In Peter Beinart’s False Prophecy, Bret Stephens describes Beinart's book--which claims the Israeli occupation alienates young American Jews--"is sloppy with facts and emotionally contrived. To illustrate his claim of what is either sloppiness excessive liberty in interpretation, Stephens offers some examples of errors:

  • Elasticity of attribution:

    Describing the effects of Israel’s policy toward Gaza after Hamas’s election in 2006, Beinart writes that “the blockade shattered [Gaza’s] economy. By 2008, 90 percent of Gaza’s industrial complex had closed.” The source of this claim is a study conducted by the IMF—in 2003.

  • Of omission:

    Beinart quotes former Israeli foreign minister Shlomo Ben-Ami telling Democracy Now’s Amy Goodman that “If I were a Palestinian, I would have rejected Camp David as well.” Yet Ben-Ami said in the same interview that Yasser Arafat “was morally, psychologically, physically incapable of accepting the moral legitimacy of a Jewish state, regardless of its borders or whatever.” This goes unquoted. I suspect that’s because Beinart found it in The Israel Lobby [5] by political scientists John Mearsheimer and Stephen Walt, which also quotes the first part of Ben-Ami’s statement but not the second.

  • Of consistency:

    Beinart acknowledges that “the populism sweeping the Middle East has unleashed frightening hostility against the Jewish state.” Yet in the same paragraph he writes: “The Egyptian leaders who have emerged in Hosni Mubarak’s wake are not calling for Israel’s destruction, let alone promising to take up arms in the cause.” Maybe Beinart should acquaint himself with the Muslim Brotherhood’s Essam El-Eryah, currently head of the Foreign Affairs Committee in the Egyptian Parliament. “The earthquake of the Arab Spring will mark the end of the Zionist entity,” El-Eryah said recently.

  • Of fact:

    Returning to the subject of Gaza, Beinart writes that the Strip “remains a place of brutal suffering.” This, he adds, is the case even after Israel eased its blockade following the Turkish flotilla business in 2010.

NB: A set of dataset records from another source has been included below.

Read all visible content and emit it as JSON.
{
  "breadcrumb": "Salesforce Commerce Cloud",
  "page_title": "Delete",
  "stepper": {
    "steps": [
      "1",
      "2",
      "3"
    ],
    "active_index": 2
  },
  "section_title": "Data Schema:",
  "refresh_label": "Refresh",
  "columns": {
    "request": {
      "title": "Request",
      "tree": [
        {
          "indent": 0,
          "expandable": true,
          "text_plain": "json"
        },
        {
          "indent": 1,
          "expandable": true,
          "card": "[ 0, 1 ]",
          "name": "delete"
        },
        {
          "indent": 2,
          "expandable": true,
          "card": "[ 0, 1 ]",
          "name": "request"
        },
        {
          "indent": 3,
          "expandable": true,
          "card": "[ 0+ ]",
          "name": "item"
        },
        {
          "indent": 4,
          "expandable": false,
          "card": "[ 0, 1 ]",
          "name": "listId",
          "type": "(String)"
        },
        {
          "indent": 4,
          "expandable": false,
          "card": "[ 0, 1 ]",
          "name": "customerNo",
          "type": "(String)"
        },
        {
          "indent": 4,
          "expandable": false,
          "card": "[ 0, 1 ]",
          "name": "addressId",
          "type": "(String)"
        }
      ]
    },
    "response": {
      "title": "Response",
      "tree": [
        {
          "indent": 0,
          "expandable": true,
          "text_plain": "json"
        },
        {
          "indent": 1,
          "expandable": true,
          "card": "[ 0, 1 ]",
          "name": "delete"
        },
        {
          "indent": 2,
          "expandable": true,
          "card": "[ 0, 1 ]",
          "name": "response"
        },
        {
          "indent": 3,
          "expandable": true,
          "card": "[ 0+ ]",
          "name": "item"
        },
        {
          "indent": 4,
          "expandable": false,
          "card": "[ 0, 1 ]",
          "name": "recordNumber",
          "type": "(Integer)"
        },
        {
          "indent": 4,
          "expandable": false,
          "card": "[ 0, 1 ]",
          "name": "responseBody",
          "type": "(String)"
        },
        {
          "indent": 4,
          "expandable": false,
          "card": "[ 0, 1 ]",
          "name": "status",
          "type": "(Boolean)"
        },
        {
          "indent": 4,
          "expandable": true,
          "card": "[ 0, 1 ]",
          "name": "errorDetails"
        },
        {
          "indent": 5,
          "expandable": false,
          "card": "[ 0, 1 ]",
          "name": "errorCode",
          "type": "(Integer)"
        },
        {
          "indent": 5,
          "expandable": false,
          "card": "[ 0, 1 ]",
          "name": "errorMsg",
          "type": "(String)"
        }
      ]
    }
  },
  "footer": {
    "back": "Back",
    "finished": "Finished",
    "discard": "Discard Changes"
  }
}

    Really? Here’s what New York Times columnist Nicholas Kristof (whose politics track Beinart’s, but who also visits the places he writes about) had to say on that score in a July 2010 column: “Visiting Gaza persuaded me, to my surprise, that Israel is correct when it denies that there is any full-fledged humanitarian crisis in Gaza. The tunnels have so undermined the Israeli blockade that shops are filled and daily life is considerably easier than when I last visited here two years.”
There’s more of this. Much more. In fact, the errors in Beinart’s book pile up at such a rate that they become almost impossible to track.
This follows Rick Richman's The Crisis of Peter Beinart, where he illustrates how Beinart twisted a quote by Jabotinsky 180 degrees from its actually meaning, in an effort to smear both Jabotinsky and Netanyahu.

As Richman points out in allusion to a list assembled by Challah Hu Akbar, an extraordinary array of more than 20 prominent bloggers — left, right, and center — have dissected a Peter Beinart op-ed based on his book.

As Stephens admits, a book about the crisis of Zionism really does need to be written.

The problem is that no one has written it yet.